CartaCapital: A média das temperaturas nos últimos três anos superou o limite de 1,5 grau Celsius estabelecido pelo Acordo de Paris. Estamos em um caminho sem volta?
Suely Araújo: Limites planetários foram ultrapassados, mas temos de acreditar que conseguiremos ao menos reduzir o problema e assegurar condições de vida para as futuras gerações. Garantir isso requer medidas concretas quanto à oferta e uso dos combustíveis fósseis, que com certeza são o grande vilão do aquecimento global. Muito se fala e pouco se faz nessa perspectiva. No Brasil, temos resultados importantes nas políticas em curso de controle do desmatamento, nossa principal fonte de emissão de gases de efeito estufa, mas, contraditoriamente, estamos aumentando a exploração e produção de petróleo de forma significativa e, na contramão, ampliamos os benefícios para as térmicas movidas a carvão mineral. Essas e outras contradições no setor de energia têm de acabar se a intenção é realmente formular nacionalmente um mapa do caminho para reduzir a dependência dos combustíveis fósseis, como afirmou o presidente da República.

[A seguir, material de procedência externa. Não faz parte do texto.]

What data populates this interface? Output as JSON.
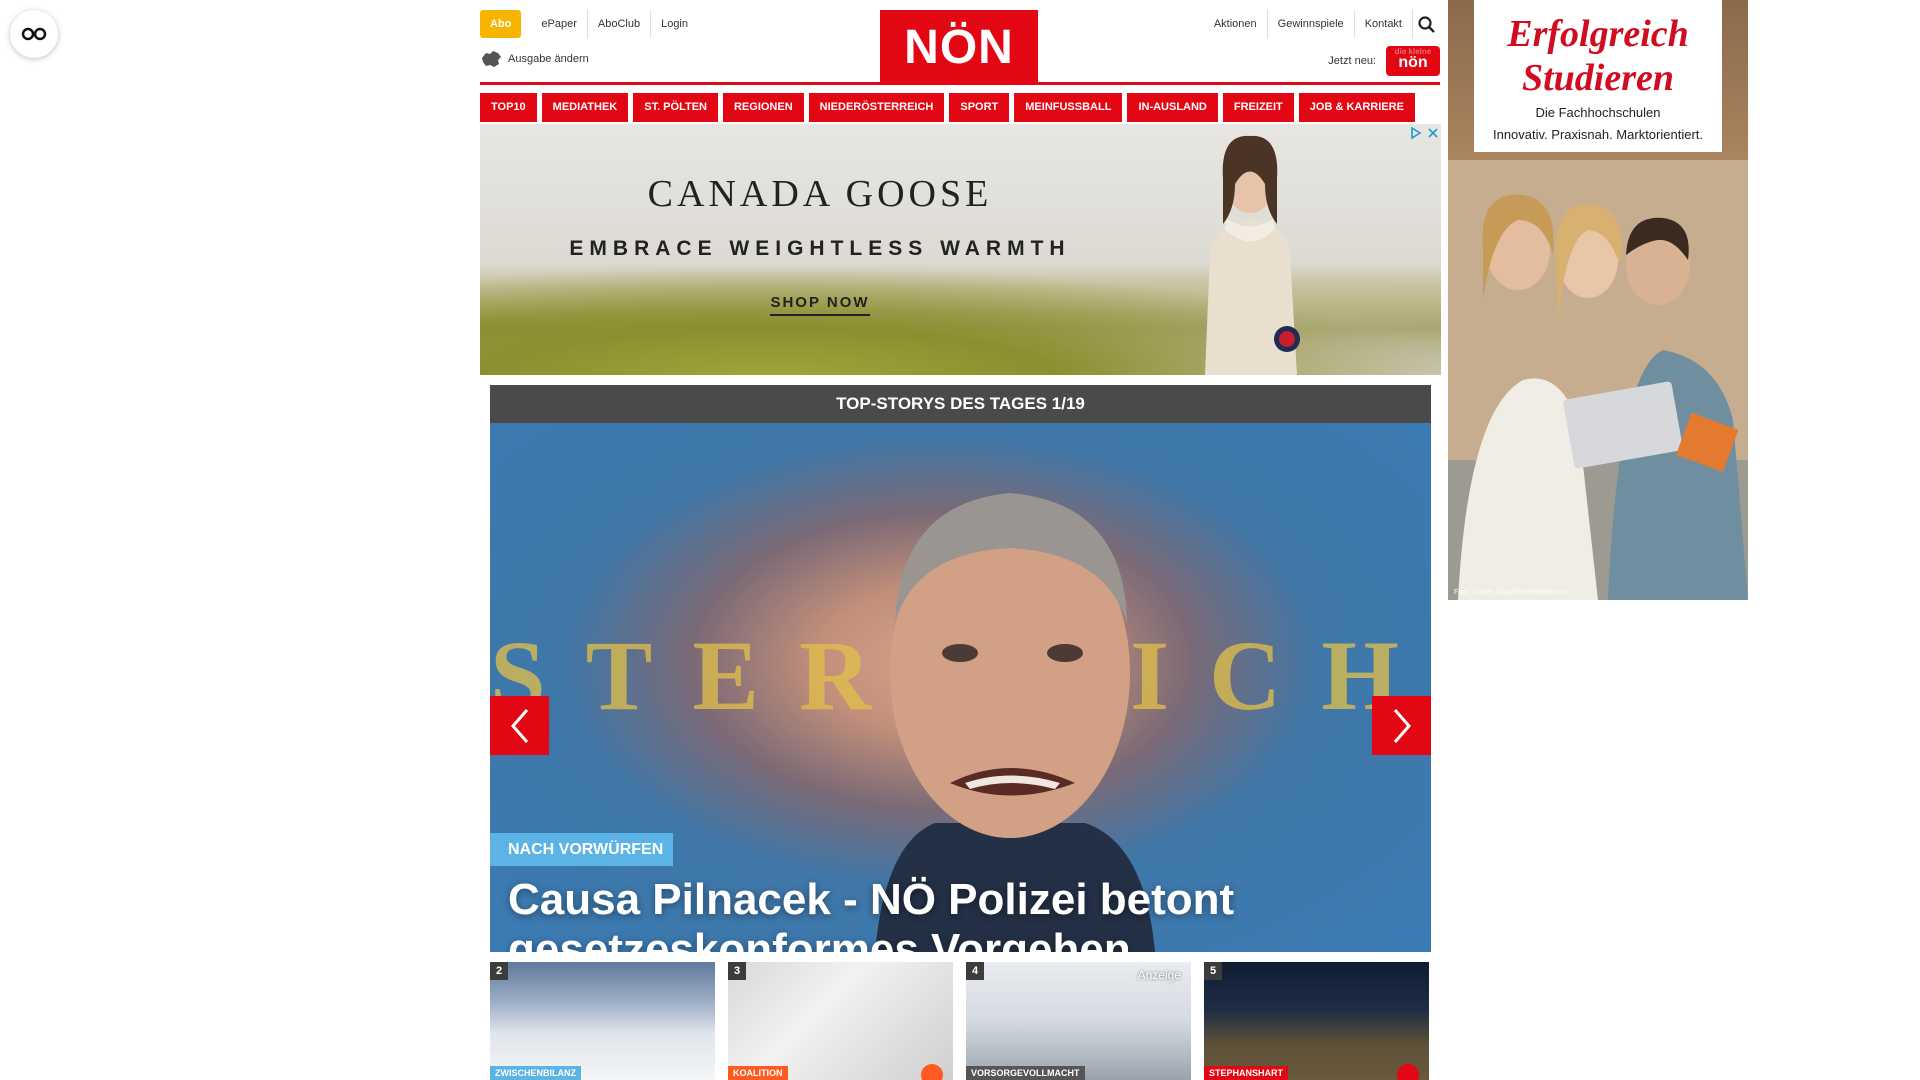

Precisamos também de ajustes no Plano Clima, ainda em finalização pelo governo. O plano setorial de energia está muito fraco e não lida como deveria com o tema combustíveis fósseis.

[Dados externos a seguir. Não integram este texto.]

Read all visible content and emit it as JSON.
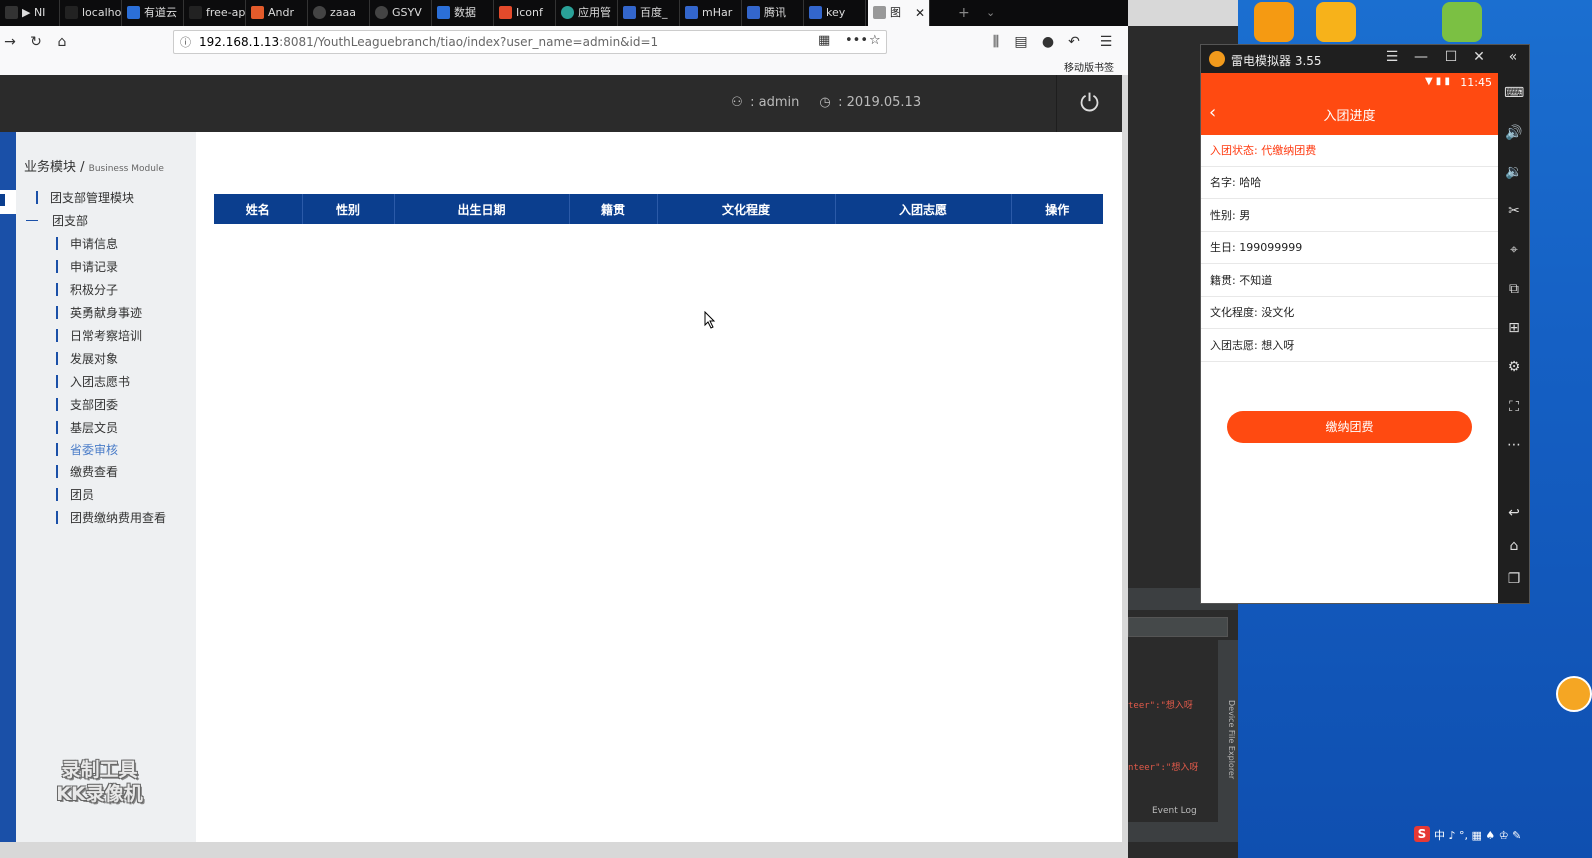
{
  "browser": {
    "tabs": [
      {
        "label": "▶ NI"
      },
      {
        "label": "localhost"
      },
      {
        "label": "有道云"
      },
      {
        "label": "free-api.h"
      },
      {
        "label": "Andr"
      },
      {
        "label": "zaaa"
      },
      {
        "label": "GSYV"
      },
      {
        "label": "数据"
      },
      {
        "label": "Iconf"
      },
      {
        "label": "应用管"
      },
      {
        "label": "百度_"
      },
      {
        "label": "mHar"
      },
      {
        "label": "腾讯"
      },
      {
        "label": "key"
      },
      {
        "label": "图"
      }
    ],
    "new_tab_label": "+",
    "url_host": "192.168.1.13",
    "url_rest": ":8081/YouthLeaguebranch/tiao/index?user_name=admin&id=1",
    "bookmark_mobile": "移动版书签"
  },
  "header": {
    "user_label": ":  admin",
    "date_label": ":  2019.05.13"
  },
  "sidebar": {
    "title": "业务模块 /",
    "title_sub": "Business Module",
    "top_items": [
      {
        "label": "团支部管理模块"
      },
      {
        "label": "团支部"
      }
    ],
    "items": [
      {
        "label": "申请信息"
      },
      {
        "label": "申请记录"
      },
      {
        "label": "积极分子"
      },
      {
        "label": "英勇献身事迹"
      },
      {
        "label": "日常考察培训"
      },
      {
        "label": "发展对象"
      },
      {
        "label": "入团志愿书"
      },
      {
        "label": "支部团委"
      },
      {
        "label": "基层文员"
      },
      {
        "label": "省委审核"
      },
      {
        "label": "缴费查看"
      },
      {
        "label": "团员"
      },
      {
        "label": "团费缴纳费用查看"
      }
    ]
  },
  "table": {
    "headers": [
      "姓名",
      "性别",
      "出生日期",
      "籍贯",
      "文化程度",
      "入团志愿",
      "操作"
    ]
  },
  "watermark": {
    "line1": "录制工具",
    "line2": "KK录像机"
  },
  "ide": {
    "line1": "teer\":\"想入呀",
    "line2": "nteer\":\"想入呀",
    "tool_window": "Device File Explorer",
    "event_log": "Event Log"
  },
  "emulator": {
    "title": "雷电模拟器 3.55",
    "time": "11:45",
    "app_title": "入团进度",
    "rows": [
      {
        "text": "入团状态: 代缴纳团费"
      },
      {
        "text": "名字: 哈哈"
      },
      {
        "text": "性别: 男"
      },
      {
        "text": "生日: 199099999"
      },
      {
        "text": "籍贯: 不知道"
      },
      {
        "text": "文化程度: 没文化"
      },
      {
        "text": "入团志愿: 想入呀"
      }
    ],
    "pay_button": "缴纳团费"
  },
  "tray": {
    "text": "中 ♪ °, ▦ ♠ ♔ ✎"
  },
  "colors": {
    "accent_blue": "#0b3e8e",
    "emulator_orange": "#ff4a11",
    "header_dark": "#2b2b2b"
  }
}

“Os subsídios têm de ir para a transição energética, não para a cadeia de petróleo”

CC: A discussão sobre o abandono do uso de combustíveis fósseis foi mais uma vez adiada. É possível tornar essa pauta mais efetiva em 2026?
SA: Efetivar essa pauta é vital para o futuro da humanidade. O planeta tem mostrado os resultados de nossos fracassos nesse tema com a ocorrência de eventos extremos cada vez mais frequentes e intensos. É muito importante melhorarmos a resiliência para o enfrentamento dos eventos extremos, mas temos de manter o foco na redução das emissões de gases de efeito estufa. Não podemos continuar a empurrar com a barriga as decisões de reduzir a oferta e o uso dos combustíveis fósseis, bem como de eliminar os subsídios gigantescos que o setor recebe, no Brasil inclusive. Os subsídios têm de ir para a transição energética, não para a cadeia de petróleo.

CC: Qual a sua avaliação sobre a COP30?
SA: A COP30 teve alguns problemas de infraestrutura, mas Belém e seus habitantes receberam todos de maneira muito generosa. Entre os produtos da conferência, destaco o documento sobre adaptação às mudanças climáticas. Conseguiu-se listar indicadores importantes que balizarão as ações nesse campo. Na COP30, a adaptação deixou de ser secundária nos debates, equiparando-se à mitigação. É importante destacar que a proposta da Presidência brasileira de colocar em discussão o mapa do caminho para o fim do uso dos combustíveis fósseis, embora não acatada por todos os países, precisa ter sua relevância reconhecida. O tema voltou à mesa de negociações, e isso não é pouco.

CC: O modelo de decisões por consenso das COPs ficou caduco e não atende à urgência do enfrentamento às mudanças climáticas?
SA: Esse modelo não se aplica apenas às conferências do clima, é usado em muitas situações na ONU. Em clima, ele tem gerado contínua postergação de decisões relevantes, uma demora incompatível com a gravidade da crise climática. Isso está muito claro. Mas não dá para abandonar o modelo sem saber o que vai ser colocado no lugar.

CC: Quais as expectativas em relação ao encontro global “paralelo” em abril na Colômbia?
SA: O encontro vai colocar em destaque a necessidade de medidas concretas, efetivas, de afastamento dos combustíveis fósseis. Torço para que se consiga ampla adesão e se consolide um movimento internacional forte.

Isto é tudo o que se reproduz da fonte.